Daß ein solcher Busen, wenn auch nur dahingepinselt, ein Vermögen wert ist und eine ganze Firma über Wasser halten kann, wollten die Skeptiker wohl glauben, aber nicht erlauben. Doch Karl Klär, Pressechef der London-Film, plauderte aus der Schule: Auf den letzten Berliner Filmfestspielen wurde ein Plakat des Berliner Graphikers Professor Fennecker für Londons »Hoffmanns Erzählungen« mit 1500 DM preisgekrönt. Es hätte auch noch in einer Kunstausstellung seinen Platz gefunden. Klär: »Aber der Verleih konnte es nur unterbringen, indem er es auf eigene Kosten etablierte.«
Oft müssen solche Plakate hinterher von den Verleihern zu Notizblocks verarbeitet werden. Ein schlechtes Geschäft, dem sich die Verleiher natürlich am liebsten dadurch entziehen, daß sie von vornherein publikumssichere Malaufträge vergeben. Der Heidelberger Plakatmaler Georg Schubert, in der Dreimonats-Sammlung am stärksten vertreten, sprach in Wiesbaden frei heraus: »Wir sind immer dem Geschmack des Auftraggebers ausgeliefert.« Wobei er nicht zu erwähnen vergaß: »Kein Verleiher kriegt Geld geschenkt, um einen Film zu machen.«
Plakatmaler Schubert präsentierte ein Beispiel. Sein Plakat der »Sündigen Grenze« mit Inge Egger in rutschender Bluse und dem pistolenbewaffneten Peter Mosbacher (Bild) und daneben ein anderes Plakat für denselben Film mit den Rabatzern vor dem D-Zug im Tunnel (Bild). Das Plakat mit der rutschenden Bluse sei bei den Theatern fünfmal besser gegangen als das mit dem Tunnel.

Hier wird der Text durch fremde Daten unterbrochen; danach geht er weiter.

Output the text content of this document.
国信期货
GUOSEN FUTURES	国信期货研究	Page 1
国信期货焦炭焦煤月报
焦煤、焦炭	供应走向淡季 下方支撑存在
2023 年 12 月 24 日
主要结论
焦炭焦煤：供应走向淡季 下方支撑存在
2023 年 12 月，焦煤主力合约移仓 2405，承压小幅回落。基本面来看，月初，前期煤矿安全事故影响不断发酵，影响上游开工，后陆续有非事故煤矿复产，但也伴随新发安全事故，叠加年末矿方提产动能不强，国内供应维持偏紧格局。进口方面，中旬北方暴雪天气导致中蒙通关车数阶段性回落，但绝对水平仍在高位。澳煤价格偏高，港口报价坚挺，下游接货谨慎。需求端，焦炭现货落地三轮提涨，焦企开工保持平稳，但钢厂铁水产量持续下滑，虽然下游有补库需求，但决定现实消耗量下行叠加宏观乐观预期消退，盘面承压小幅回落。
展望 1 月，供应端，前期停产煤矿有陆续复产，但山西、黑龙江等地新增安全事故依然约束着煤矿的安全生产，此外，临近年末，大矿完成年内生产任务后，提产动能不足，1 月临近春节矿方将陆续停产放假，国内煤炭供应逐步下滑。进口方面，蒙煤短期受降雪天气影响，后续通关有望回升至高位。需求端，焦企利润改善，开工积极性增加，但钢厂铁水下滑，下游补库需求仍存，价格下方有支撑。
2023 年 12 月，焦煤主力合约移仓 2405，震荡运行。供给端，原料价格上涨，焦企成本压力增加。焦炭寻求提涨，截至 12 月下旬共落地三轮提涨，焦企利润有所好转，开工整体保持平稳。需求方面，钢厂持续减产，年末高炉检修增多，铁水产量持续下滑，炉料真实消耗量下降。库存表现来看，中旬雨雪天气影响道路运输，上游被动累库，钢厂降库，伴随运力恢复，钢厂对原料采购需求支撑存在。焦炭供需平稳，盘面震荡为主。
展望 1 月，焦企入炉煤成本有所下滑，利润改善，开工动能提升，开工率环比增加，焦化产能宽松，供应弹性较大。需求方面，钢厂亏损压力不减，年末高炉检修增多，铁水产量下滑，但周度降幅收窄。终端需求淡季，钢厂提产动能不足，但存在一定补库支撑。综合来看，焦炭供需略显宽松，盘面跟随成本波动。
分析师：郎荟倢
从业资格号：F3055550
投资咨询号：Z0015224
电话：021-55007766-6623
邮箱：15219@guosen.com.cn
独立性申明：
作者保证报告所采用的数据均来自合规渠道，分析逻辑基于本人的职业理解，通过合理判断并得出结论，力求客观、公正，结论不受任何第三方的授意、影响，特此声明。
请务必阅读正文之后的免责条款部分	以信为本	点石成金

An seinem Plakat der »Keuschen Susanne« (Bild) wollte Schubert demonstrieren, wie man »wohl gewagt, aber dennoch nicht ordinär« malen könne. Das hänge oft an einem Pinselstrich: »Hätte ich statt des Strumpfbands einen Strumpfhalter gemalt, wäre die Wirkung gleich ganz anders.«
Meinte London - Pressechef Karl Klär: »Das Filmplakat ist ein Vagant mit der Lebensdauer einer Woche, der sich nur durch sein buntes Kleid und durch sein besonders auffälliges Gebaren unter seinesgleichen durchsetzt.«
Auf drei Faustregeln schwört Klär beim Filmplakat:
* »Ein alter Mann allein ist nicht zu verkaufen.«
* »Ein schöner Kopf ist nie genug.«
* »Symbolik ist schlecht, weil die Leute dann nachdenken müssen.«
Auf ein Plakat für einen Film, der »Pariser Nächte« heiße, könne man natürlich
nicht einfach nur einen Eiffelturm setzen, meinte Hans Lavies von der FSK. Daß aber das Publikum auch nicht immer allein nach dem Namen des Films urteilen kann, beweise die Arbeit der Biebricher Filmkontrolle: »Seit ihrer Gründung liefen 15 Filme mit dem Wort 'Sünde' im Titel durch die FSK. Vier davon waren dramatische Filme, drei waren heitere Volksstücke, einer war ein Filmlustspiel, einer ein Märchenfilm, einer ein ernstes Heimatstück und einer ein ernster Zeitfilm, und nur vier waren Sittenfilme.«
»Der Film hat so seine Serien. Gegenwärtig befinden wir uns noch in der Serie der Sittenfilme«, fand FSK-Chef Podehl in Wiesbaden trostreiche Worte. »Die nächste Serie ist wahrscheinlich der sentimentale Film. Doch ohne Erotik können wir nicht arbeiten, dann können wir gleich aufhören. Dort liegt die Grenze, wo das Sexuelle anfängt.«
Einig war man sich in Wiesbaden zum Schluß nur darüber, daß die Zuständigkeit der Freiwilligen Selbstkontrolle auch auf das Plakat ausgeweitet werden solle. »Nicht so, daß die FSK sich hinsetzt und ein Moralinstitut wird«, kommentierte Generalsekretär Burkart von der Ständigen Kultusministerkonferenz.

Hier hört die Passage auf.